What do you do if you encounter a snake when hiking or picnicking? Says Hardy: "Just walk around the snake, giving it a little berth--six feet is plenty. But leave it alone and don't try to catch it."
Though poisonous snakes can be dangerous, snake venom may have a positive side. Clinical trials are presently under way to test the therapeutic value of a venom-derived product called ancrod in treating stroke. Earlier proposals, using snake venom to treat neuromuscular disorders such as multiple sclerosis, never reached the clinical trial stage.
John Henkel is a staff writer for FDA Consumer.
How NOT to Treat a Snakebite
Though U.S. medical professionals may not agree on every aspect of what to do for snakebite first aid, they are nearly unanimous in their views of what not to do. Among their recommendations:
- No ice or any other type of cooling on the bite. Research has shown this to be potentially harmful.
- No tourniquets. This cuts blood flow completely and may result in loss of the affected limb.
- No electric shock. This method is under study and has yet to be proven effective. It could harm the victim.

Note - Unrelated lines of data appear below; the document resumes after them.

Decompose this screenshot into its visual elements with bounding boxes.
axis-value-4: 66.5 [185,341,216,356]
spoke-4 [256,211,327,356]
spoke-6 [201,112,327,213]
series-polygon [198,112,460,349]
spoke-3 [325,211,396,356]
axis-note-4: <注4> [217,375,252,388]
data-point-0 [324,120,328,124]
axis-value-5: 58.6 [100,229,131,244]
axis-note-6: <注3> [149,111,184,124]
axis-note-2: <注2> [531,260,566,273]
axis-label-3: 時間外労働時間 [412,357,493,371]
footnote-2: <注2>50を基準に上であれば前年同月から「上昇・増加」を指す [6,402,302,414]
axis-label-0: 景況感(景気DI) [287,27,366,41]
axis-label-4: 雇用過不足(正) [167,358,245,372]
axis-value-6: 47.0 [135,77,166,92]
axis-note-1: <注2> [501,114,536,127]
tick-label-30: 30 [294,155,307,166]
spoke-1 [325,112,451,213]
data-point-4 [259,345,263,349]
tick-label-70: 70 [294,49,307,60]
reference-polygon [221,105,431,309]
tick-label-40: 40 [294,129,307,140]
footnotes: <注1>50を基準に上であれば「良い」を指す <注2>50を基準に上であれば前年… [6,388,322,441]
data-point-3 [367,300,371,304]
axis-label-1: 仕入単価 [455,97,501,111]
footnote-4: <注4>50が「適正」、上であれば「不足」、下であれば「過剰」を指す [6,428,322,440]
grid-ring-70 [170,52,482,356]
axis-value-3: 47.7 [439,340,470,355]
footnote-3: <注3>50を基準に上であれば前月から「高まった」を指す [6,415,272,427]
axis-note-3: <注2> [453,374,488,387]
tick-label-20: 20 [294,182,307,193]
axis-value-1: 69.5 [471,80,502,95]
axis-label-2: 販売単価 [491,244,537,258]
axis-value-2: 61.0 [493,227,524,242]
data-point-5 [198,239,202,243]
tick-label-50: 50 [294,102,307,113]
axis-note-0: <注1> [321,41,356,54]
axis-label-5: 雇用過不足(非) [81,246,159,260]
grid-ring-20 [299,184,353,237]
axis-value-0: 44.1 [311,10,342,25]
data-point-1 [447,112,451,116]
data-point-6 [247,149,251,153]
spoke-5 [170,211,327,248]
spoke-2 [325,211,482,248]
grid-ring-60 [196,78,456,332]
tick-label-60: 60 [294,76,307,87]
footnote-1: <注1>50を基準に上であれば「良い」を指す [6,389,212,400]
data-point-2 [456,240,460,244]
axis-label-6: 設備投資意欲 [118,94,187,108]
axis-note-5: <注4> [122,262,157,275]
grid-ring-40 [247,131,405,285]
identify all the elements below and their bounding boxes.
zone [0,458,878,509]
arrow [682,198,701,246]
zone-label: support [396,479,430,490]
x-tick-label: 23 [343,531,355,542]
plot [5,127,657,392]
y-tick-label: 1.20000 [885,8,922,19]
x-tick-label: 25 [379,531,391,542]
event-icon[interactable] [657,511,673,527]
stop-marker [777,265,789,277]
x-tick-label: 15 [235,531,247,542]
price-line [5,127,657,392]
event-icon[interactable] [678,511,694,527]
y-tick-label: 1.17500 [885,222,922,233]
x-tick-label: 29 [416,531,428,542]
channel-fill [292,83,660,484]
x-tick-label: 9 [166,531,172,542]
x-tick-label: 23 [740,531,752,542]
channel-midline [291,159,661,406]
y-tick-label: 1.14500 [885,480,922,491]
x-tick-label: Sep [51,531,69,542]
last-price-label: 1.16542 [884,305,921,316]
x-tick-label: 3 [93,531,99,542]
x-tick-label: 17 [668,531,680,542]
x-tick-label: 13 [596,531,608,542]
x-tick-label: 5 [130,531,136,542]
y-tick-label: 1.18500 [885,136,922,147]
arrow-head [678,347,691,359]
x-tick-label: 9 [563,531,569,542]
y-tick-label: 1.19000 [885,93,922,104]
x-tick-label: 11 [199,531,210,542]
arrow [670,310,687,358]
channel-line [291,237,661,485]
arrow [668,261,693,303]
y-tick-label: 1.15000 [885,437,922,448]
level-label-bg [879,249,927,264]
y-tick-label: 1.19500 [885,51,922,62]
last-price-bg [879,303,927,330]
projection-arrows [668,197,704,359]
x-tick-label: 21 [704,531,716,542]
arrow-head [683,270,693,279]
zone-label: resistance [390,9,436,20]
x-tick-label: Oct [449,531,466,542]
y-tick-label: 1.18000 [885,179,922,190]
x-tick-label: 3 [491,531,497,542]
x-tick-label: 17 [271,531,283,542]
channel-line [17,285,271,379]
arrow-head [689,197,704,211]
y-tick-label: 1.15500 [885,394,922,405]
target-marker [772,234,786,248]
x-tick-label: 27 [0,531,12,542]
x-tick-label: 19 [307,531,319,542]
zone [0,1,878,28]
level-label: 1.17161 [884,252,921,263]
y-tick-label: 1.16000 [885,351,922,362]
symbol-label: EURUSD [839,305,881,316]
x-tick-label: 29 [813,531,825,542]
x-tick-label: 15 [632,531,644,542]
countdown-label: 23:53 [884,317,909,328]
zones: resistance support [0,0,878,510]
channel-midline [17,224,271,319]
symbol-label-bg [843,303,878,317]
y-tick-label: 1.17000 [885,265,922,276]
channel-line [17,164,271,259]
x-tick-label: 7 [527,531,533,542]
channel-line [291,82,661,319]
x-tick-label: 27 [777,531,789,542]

- No incisions in the wound. Such measures have not been proven useful and may cause further injury.
Arizona physician David Hardy, M.D., says part of the problem when someone is bitten is the element of surprise. "People often aren't trained in what to do, and they are in a panic situation." He adds that preparation--which includes knowing in advance how to get to the nearest hospital--could greatly reduce anxiety and lead to more effective care.